第5話 三年も巻き込みたい

「創立27年よ。怪談でしょ。知ってるよ」

 あっさり創立からの年数を言った穂波は、これまたあっさりと知っていると断言した。

「うそ。なになに?」

 やはり穂波に目を付けて正解と千晴はこっそりガッツポーズした。さすがは生き字引だ。

「どれもありきたりだよ。私も何か怪談ってないかなって探したんだよね」

 同士が現れたと穂波はにんまりする。

「へ、へえ。そうなんだ」

 勘違いされたなと気づいた千晴は僅かに引いた。そもそも大人しそうに見えて意外と行動派とは驚きだ。しかも自主的にそんなものを調べようとするとは変わっている。

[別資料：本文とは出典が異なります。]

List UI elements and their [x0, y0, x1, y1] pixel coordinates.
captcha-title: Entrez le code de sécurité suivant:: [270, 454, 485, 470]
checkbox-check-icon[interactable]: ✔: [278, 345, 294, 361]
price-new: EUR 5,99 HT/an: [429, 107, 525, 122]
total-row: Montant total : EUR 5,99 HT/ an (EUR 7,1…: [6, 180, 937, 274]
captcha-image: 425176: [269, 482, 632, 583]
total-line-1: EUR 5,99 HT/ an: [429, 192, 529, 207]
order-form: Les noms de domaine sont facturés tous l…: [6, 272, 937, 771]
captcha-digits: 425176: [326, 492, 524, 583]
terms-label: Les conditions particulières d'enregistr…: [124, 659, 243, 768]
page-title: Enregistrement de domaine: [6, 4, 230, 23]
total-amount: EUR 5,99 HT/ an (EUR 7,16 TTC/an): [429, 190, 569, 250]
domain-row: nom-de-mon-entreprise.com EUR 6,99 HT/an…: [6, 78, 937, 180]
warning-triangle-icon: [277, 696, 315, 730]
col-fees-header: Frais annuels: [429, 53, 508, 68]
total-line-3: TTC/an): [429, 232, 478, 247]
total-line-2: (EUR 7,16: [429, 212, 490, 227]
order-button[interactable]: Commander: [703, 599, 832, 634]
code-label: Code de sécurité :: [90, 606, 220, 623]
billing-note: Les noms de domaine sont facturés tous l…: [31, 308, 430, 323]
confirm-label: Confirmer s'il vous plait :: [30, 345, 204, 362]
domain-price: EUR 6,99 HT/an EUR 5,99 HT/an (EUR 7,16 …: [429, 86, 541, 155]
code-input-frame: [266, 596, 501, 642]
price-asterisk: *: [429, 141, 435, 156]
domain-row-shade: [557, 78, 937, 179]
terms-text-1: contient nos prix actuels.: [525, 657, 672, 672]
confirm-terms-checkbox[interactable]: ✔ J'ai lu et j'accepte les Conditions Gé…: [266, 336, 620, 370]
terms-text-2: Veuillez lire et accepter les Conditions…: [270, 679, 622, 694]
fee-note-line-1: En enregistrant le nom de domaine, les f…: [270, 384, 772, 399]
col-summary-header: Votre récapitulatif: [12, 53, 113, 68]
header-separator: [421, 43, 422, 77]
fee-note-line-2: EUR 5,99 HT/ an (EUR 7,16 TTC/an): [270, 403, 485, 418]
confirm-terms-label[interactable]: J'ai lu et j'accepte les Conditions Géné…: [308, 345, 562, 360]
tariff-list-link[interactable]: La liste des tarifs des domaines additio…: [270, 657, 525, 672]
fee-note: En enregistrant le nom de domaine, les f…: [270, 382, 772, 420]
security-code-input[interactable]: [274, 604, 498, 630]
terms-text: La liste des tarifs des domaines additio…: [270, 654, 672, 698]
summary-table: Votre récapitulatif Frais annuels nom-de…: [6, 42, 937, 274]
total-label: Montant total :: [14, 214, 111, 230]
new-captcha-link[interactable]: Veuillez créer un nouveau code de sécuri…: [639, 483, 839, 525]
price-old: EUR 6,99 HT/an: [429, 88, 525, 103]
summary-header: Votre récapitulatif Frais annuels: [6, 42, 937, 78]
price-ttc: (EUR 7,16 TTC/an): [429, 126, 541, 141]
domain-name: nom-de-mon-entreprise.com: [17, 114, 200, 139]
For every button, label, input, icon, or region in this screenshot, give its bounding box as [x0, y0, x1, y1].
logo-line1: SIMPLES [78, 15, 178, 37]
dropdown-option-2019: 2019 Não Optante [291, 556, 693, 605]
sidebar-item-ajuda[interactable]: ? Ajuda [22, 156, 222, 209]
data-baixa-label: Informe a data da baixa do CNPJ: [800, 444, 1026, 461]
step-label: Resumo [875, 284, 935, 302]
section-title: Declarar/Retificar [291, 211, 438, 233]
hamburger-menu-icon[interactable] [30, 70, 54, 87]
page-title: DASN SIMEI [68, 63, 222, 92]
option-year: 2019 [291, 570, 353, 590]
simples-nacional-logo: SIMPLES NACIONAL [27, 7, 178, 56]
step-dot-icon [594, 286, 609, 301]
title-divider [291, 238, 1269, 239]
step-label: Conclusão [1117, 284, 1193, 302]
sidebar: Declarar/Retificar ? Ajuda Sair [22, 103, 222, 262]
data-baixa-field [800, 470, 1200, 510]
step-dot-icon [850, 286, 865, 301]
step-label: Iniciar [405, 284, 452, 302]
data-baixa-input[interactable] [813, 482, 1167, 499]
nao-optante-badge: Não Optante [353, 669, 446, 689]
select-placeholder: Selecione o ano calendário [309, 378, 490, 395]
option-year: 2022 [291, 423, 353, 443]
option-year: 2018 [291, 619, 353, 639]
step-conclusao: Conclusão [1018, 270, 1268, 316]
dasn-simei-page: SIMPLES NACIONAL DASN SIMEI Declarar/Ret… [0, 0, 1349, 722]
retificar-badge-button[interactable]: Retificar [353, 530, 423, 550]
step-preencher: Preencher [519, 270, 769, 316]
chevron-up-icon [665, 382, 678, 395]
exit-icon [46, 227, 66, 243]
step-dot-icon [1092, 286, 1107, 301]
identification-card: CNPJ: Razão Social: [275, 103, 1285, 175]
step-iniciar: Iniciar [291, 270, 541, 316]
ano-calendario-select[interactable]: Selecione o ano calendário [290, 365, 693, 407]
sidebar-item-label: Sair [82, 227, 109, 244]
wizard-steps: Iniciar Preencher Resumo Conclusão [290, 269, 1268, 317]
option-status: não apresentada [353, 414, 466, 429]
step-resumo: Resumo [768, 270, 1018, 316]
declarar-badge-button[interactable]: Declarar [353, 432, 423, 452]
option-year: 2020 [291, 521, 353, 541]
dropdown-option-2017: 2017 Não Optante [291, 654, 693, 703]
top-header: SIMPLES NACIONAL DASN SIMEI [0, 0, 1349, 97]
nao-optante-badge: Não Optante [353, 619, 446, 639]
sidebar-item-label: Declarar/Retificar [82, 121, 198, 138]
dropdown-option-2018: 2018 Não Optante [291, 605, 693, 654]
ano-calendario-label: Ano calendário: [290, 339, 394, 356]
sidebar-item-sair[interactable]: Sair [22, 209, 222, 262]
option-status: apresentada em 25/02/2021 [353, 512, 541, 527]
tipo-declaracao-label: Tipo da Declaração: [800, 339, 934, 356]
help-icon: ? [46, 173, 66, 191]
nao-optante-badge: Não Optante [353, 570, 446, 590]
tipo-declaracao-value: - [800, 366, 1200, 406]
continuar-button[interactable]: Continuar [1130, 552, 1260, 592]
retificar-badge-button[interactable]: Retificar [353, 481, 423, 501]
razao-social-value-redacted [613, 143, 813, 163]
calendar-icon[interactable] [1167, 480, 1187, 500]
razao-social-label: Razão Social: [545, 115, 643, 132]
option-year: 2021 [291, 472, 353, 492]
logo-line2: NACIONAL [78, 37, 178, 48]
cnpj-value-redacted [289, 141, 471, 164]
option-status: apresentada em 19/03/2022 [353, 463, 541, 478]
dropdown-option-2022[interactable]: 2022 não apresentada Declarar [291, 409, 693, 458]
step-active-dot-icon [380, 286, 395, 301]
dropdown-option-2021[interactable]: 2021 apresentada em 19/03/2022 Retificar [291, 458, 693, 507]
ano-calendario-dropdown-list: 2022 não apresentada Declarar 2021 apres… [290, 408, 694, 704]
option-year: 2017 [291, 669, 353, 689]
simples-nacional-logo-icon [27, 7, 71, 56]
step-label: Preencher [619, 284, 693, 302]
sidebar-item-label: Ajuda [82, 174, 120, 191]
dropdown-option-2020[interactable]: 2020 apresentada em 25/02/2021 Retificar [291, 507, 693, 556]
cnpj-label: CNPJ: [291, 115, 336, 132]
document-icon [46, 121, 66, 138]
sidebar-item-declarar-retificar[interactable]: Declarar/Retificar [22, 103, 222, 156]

「でね、一応三つは見つかったの。その内二つは北館のもの」

 聞きたいと窺うように穂波はそこで言葉を切る。

「北館で?というか、できれば三つとも教えて」

 逃がすまじと千晴は穂波の手を握って頼み込む。

「いいわよ。その代り他に見つかったら教えてね」

「う、うん」

 そんなに知りたいのかと千晴は再び引いた。どうやら穂波は怪談が好きなようだ。

「まずは北館の二階のトイレ。ここですすり泣く声がするって噂されてるの。でも決まった時間に聴こえるわけじゃないみたいで、何度か行ってみたけど聴こえなかった」

 さも残念と穂波は語る。

「北館の二階?」

 千晴はすすり泣きより場所が気になった。まさかそのトイレは化学教室の横にあるものだろうか。だとすればちょっと嫌である。

「で、二つ目は音楽教室よ。あそこの肖像画。どういうわけか総ての絵と一気に目が合うのよ。これは試してみたわ。気持ち悪いよ」

 穂波は怖かったと肩を抱いて震えた。そういう話が好きなくせに、実際に体験すると怖いものなのかと千晴は不思議である。しかもそう簡単に確認できるのならば解明も簡単だろう。目が合うというヒントからすでに可能性は絞られている。

「で、三つめは怪談かどうか解らないのよね。学園長像が動くっていう噂はあるんだけど」

 千晴の冷めた目線など気にせず、穂波は三つめまでを語った。しかも学園長像はがっかりという雰囲気も出す。

「動くねえ」

 たしかに千晴にも何のことか解らない。普通夜中に動いたとか何か情報がありそうなものだ。しかも動くといえば二宮金次郎ではないのか。まあ、この学校にはないけれど。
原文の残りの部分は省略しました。